- Directed by: K. G. George
- Written by: K. G. George
- Screenplay by: K. G. George John Samuel
- Story by: Parappurath
- Based on: Kottayam Mananthavady, a short story by Parappurath
- Produced by: Doordarshan
- Starring: Murali M.G. Soman Annamma Abraham Karamana Janardanan Nair
- Narrated by: Murali
- Cinematography: Venu Sunny Joseph
- Edited by: Rajasekharan
- Music by: M.G. Radhakrishnan
- Production company: Doordarshan
- Release date: 1989;
- Country: India
- Language: Malayalam

= Yaathrayude Anthyam =

Yaathrayude Anthyam is a 1989 Malayalam-language television film co-written and directed by K. G. George for Doordarshan. The film stars Murali as a reputed writer. The film depicts his intellectual and emotional relationship with an intellectual (M.G. Soman) who leads the life of a simple farmer in a remote village, and his worries about his widowed daughter (Annamma Abraham) who has a five-year-old girl child.The story is entirely based on these relationships. The story unfolds through the writer's bus journey to visit him. This film was never released in theaters. The film is based on the short story, "Kottayam Manathavadi", by Parappurath.

==Plot==
VKV sets out for an overnight journey to meet his friend Abraham following the receipt of a telegram from Abraham's side.
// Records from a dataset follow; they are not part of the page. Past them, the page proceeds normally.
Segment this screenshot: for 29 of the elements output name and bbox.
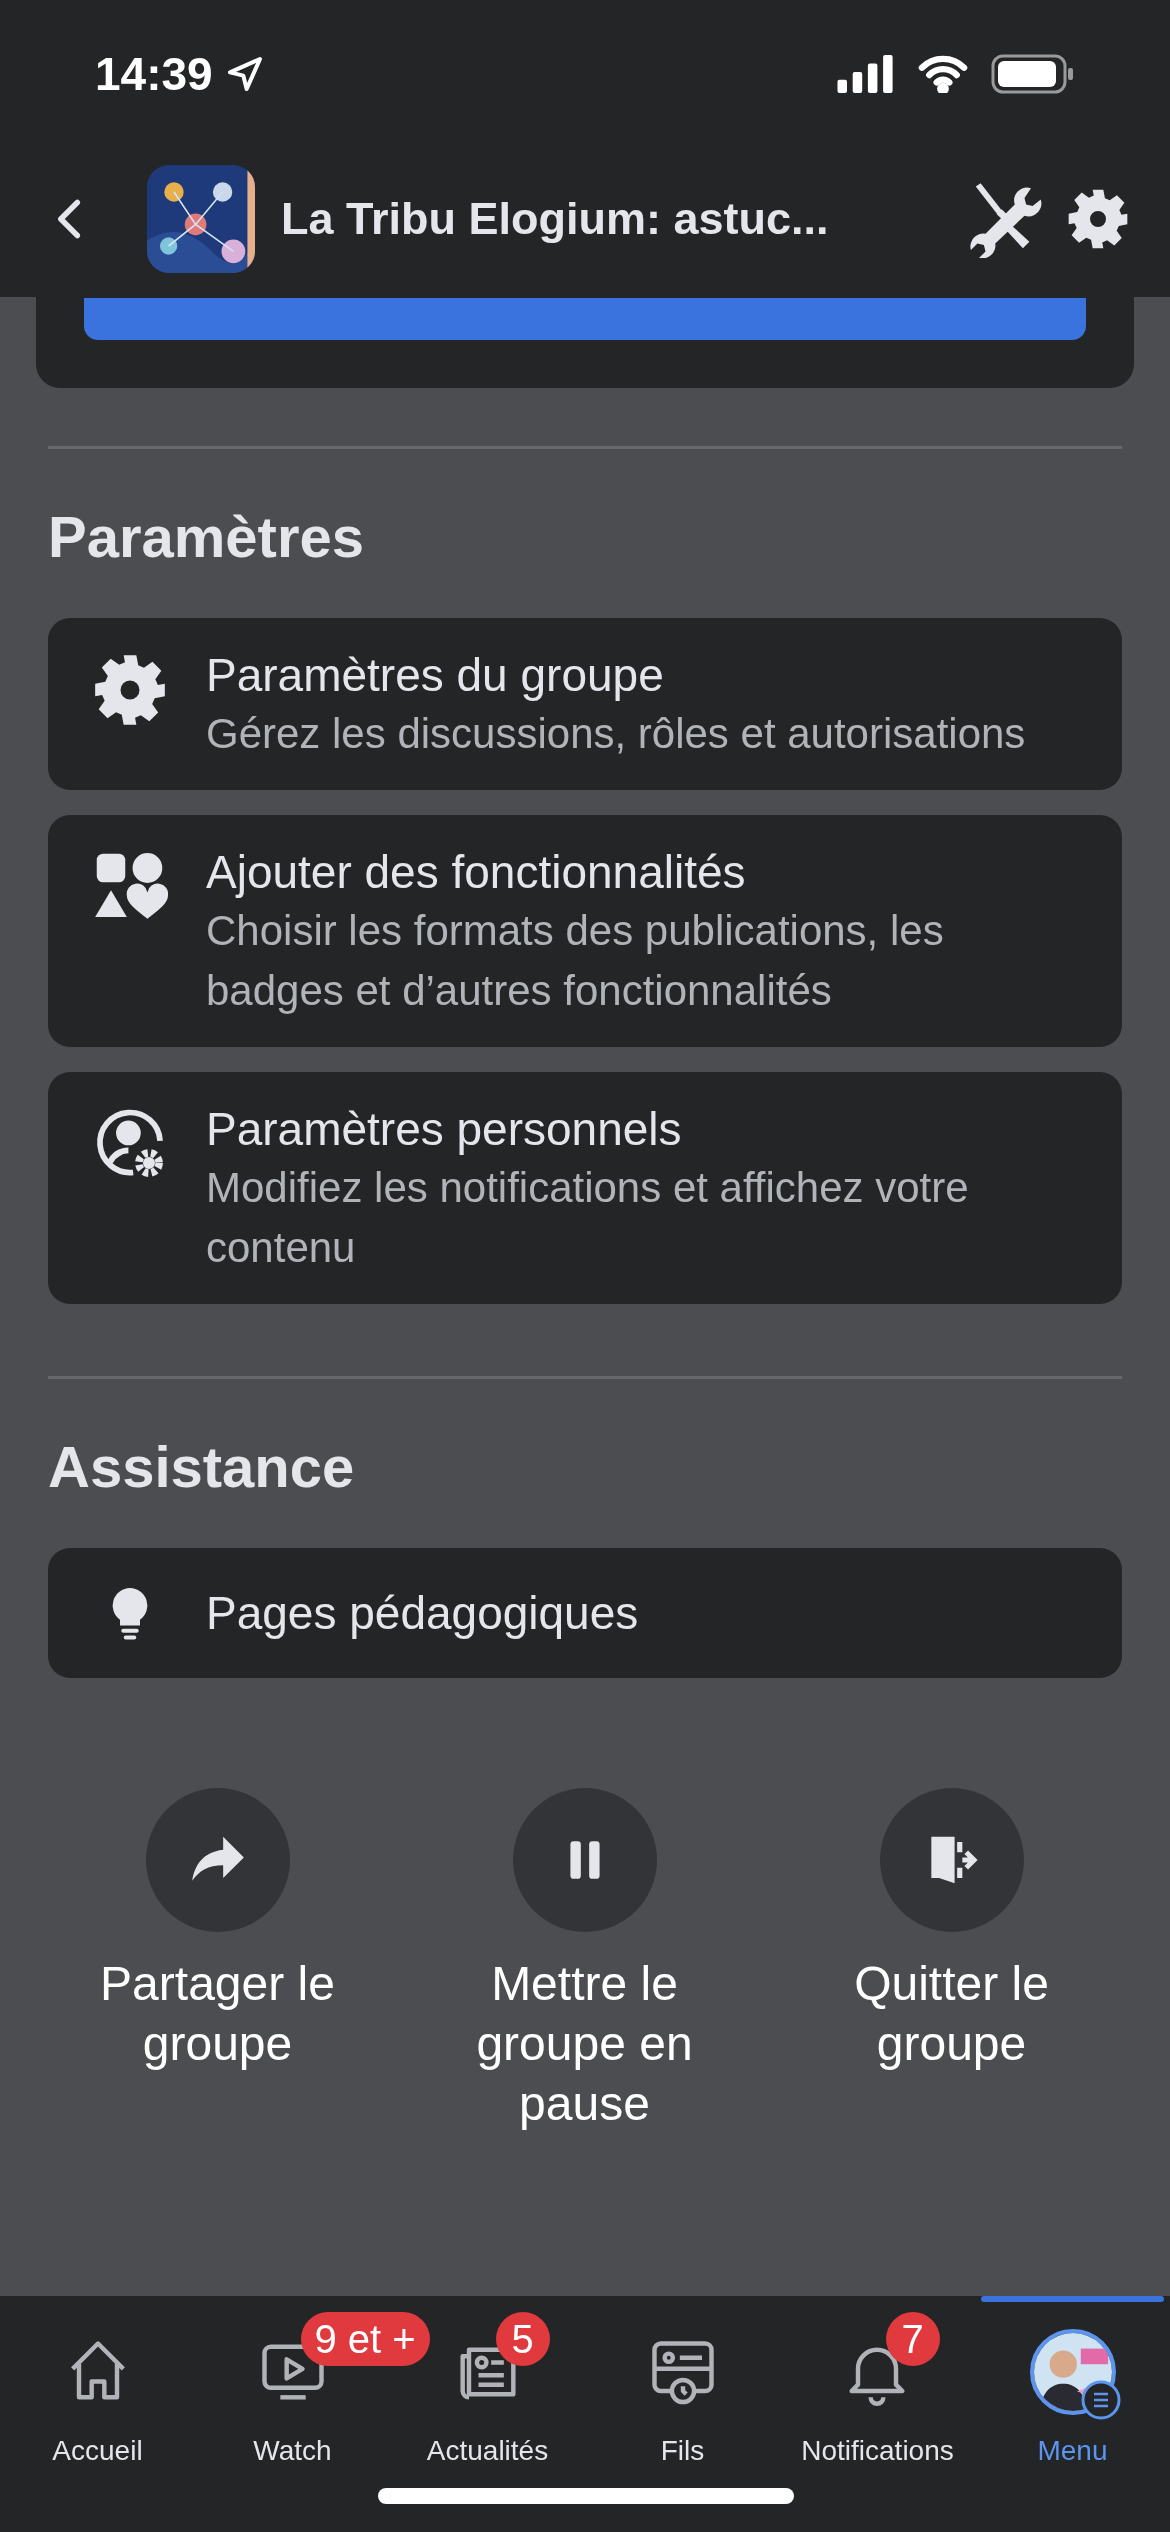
item-title: Pages pédagogiques — [206, 1586, 639, 1641]
settings-item[interactable]: Paramètres du groupe Gérez les discussions, rôles et autorisations — [48, 618, 1122, 790]
action-label: Quitter le groupe — [853, 1956, 1050, 2072]
action-label: Partager le groupe — [99, 1956, 336, 2072]
battery-icon — [991, 54, 1075, 94]
status-time: 14:39 — [95, 46, 213, 102]
group-title: La Tribu Elogium: astuc... — [281, 191, 830, 246]
item-title: Ajouter des fonctionnalités — [206, 845, 747, 900]
tab-item[interactable]: Fils — [628, 2322, 737, 2532]
settings-item[interactable]: Paramètres personnels Modifiez les notifications et affichez votre contenu — [48, 1072, 1122, 1304]
item-description: Gérez les discussions, rôles et autorisations — [206, 709, 1026, 759]
menu-icon — [1080, 2380, 1121, 2420]
notification-badge: 5 — [495, 2312, 550, 2366]
item-description: Modifiez les notifications et affichez votre contenu — [206, 1163, 970, 1273]
section-heading: Assistance — [48, 1433, 356, 1501]
notification-badge: 7 — [885, 2312, 940, 2366]
signal-icon — [837, 55, 895, 93]
action-label: Mettre le groupe en pause — [475, 1956, 694, 2132]
wifi-icon — [917, 55, 969, 93]
item-description: Choisir les formats des publications, les badges et d’autres fonctionnalités — [206, 906, 945, 1016]
gear-icon — [92, 652, 168, 728]
settings-item[interactable]: Ajouter des fonctionnalités Choisir les formats des publications, les badges et d’autres fonctionnalités — [48, 815, 1122, 1047]
notification-badge: 9 et + — [300, 2312, 430, 2366]
tab-item[interactable]: Menu — [1018, 2322, 1127, 2532]
item-title: Paramètres du groupe — [206, 648, 665, 703]
tab-item[interactable]: Accueil — [43, 2322, 152, 2532]
item-title: Paramètres personnels — [206, 1102, 683, 1157]
settings-item[interactable]: Pages pédagogiques — [48, 1548, 1122, 1678]
section-heading: Paramètres — [48, 503, 365, 571]
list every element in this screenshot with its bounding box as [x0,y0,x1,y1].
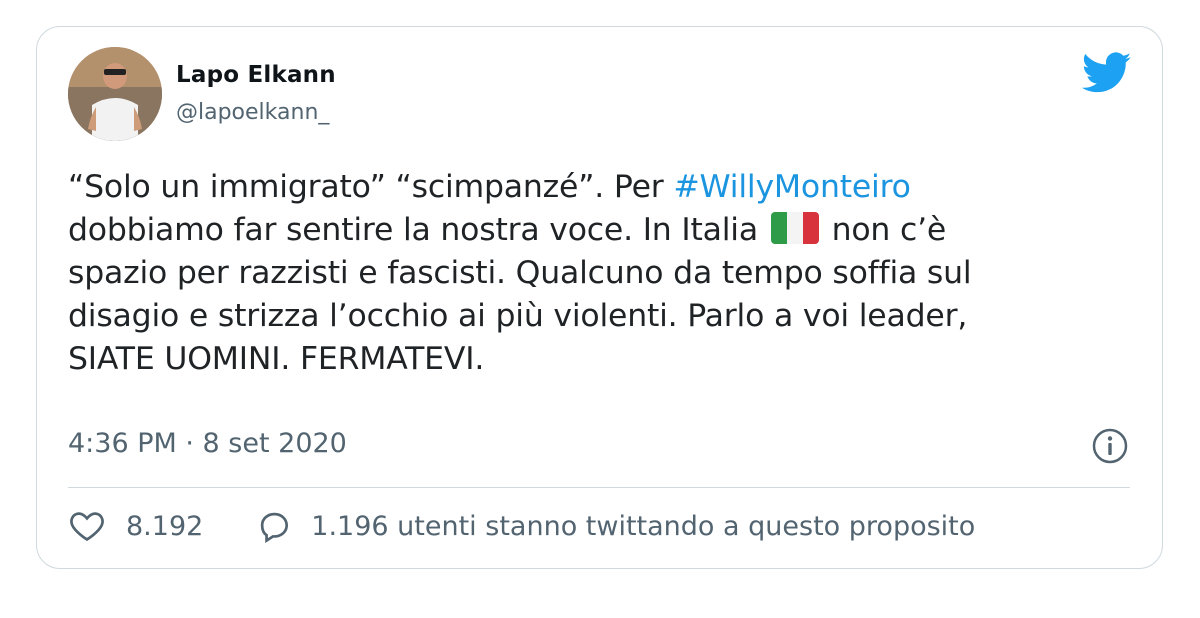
tweet-text: “Solo un immigrato” “scimpanzé”. Per #Wi… [68,166,1088,381]
tweet-timestamp[interactable]: 4:36 PM · 8 set 2020 [68,428,347,459]
reply-link[interactable]: 1.196 utenti stanno twittando a questo p… [255,507,975,545]
avatar[interactable] [68,47,162,141]
reply-text: 1.196 utenti stanno twittando a questo p… [311,510,976,542]
tweet-text-segment: dobbiamo far sentire la nostra voce. In … [68,212,768,248]
tweet-text-segment: “Solo un immigrato” “scimpanzé”. Per [68,169,674,205]
italy-flag-icon [770,212,819,244]
speech-bubble-icon [261,512,289,544]
hashtag-link[interactable]: #WillyMonteiro [673,169,911,205]
like-count: 8.192 [126,510,204,542]
heart-icon [70,512,104,542]
author-name[interactable]: Lapo Elkann [176,62,336,88]
author-handle[interactable]: @lapoelkann_ [176,100,329,125]
like-button[interactable]: 8.192 [68,507,255,545]
tweet-text-segment: non c’è [821,212,947,248]
tweet-actions: 8.192 1.196 utenti stanno twittando a qu… [68,506,975,546]
twitter-bird-icon[interactable] [1081,52,1132,94]
tweet-line-2: dobbiamo far sentire la nostra voce. In … [68,209,1088,252]
tweet-line-4: disagio e strizza l’occhio ai più violen… [68,298,968,334]
divider [68,487,1130,488]
info-icon[interactable] [1091,427,1129,465]
tweet-line-5: SIATE UOMINI. FERMATEVI. [68,341,485,377]
tweet-line-1: “Solo un immigrato” “scimpanzé”. Per #Wi… [68,166,1088,209]
tweet-line-3: spazio per razzisti e fascisti. Qualcuno… [68,255,972,291]
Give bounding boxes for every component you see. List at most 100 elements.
Perplexed on why such a telegram was sent instead of a letter, VKV recounts their relationship and how they inspired each other, throughout the journey. The journey focuses on the lives of fellow travelers also. An NRI in the bus, a wedding party etc. At the fag end of the journey, VKV sees the man sitting next to him, bride's father die. VKV reaches his destination only to find Abraham's dead body. Abraham's daughter tells VKV that her father was waiting for him on his dead bed and said VKV would be travelling in bus and will see him die while travelling. VKV gets shocked. Abraham in one of their old discussions had said life is a repetition of the set of same images, though the characters essentially only the people change.

==Cast==
- Murali as Writer VKV
- M.G. Soman as Abraham
- Karamana Janardhanan Nair as Kariyachan
- Annamma Abraham as Abraham's daughter Susanna
- Asha Jayaram as Molly
- Shyama as Molykutty's sister
- Aliyar as Man in the bus
- Kaveri as Child in the bus

==Critical response==
For plumeriamovies, Arjun Anand wrote, Yaathrayude Anthyam is the simplest film of the writer, it almost feels like a stretched out slice-of-life episode. But the filmmaking is quietly engaging. Death is a very melodramatic subject. If his contemporaries, Padmarajan in his Moonnam Pakkam, Lohithadas in Bharatham or Dennis Joseph in Akashadoothu among others, treated death and grief with melodrama and exuberant poignance, KG George's take on the subject―just like any other work of his―is subdued, objective and intellectual. The profoundness in his writing is not literary like MT/Lohi, it's rather rational.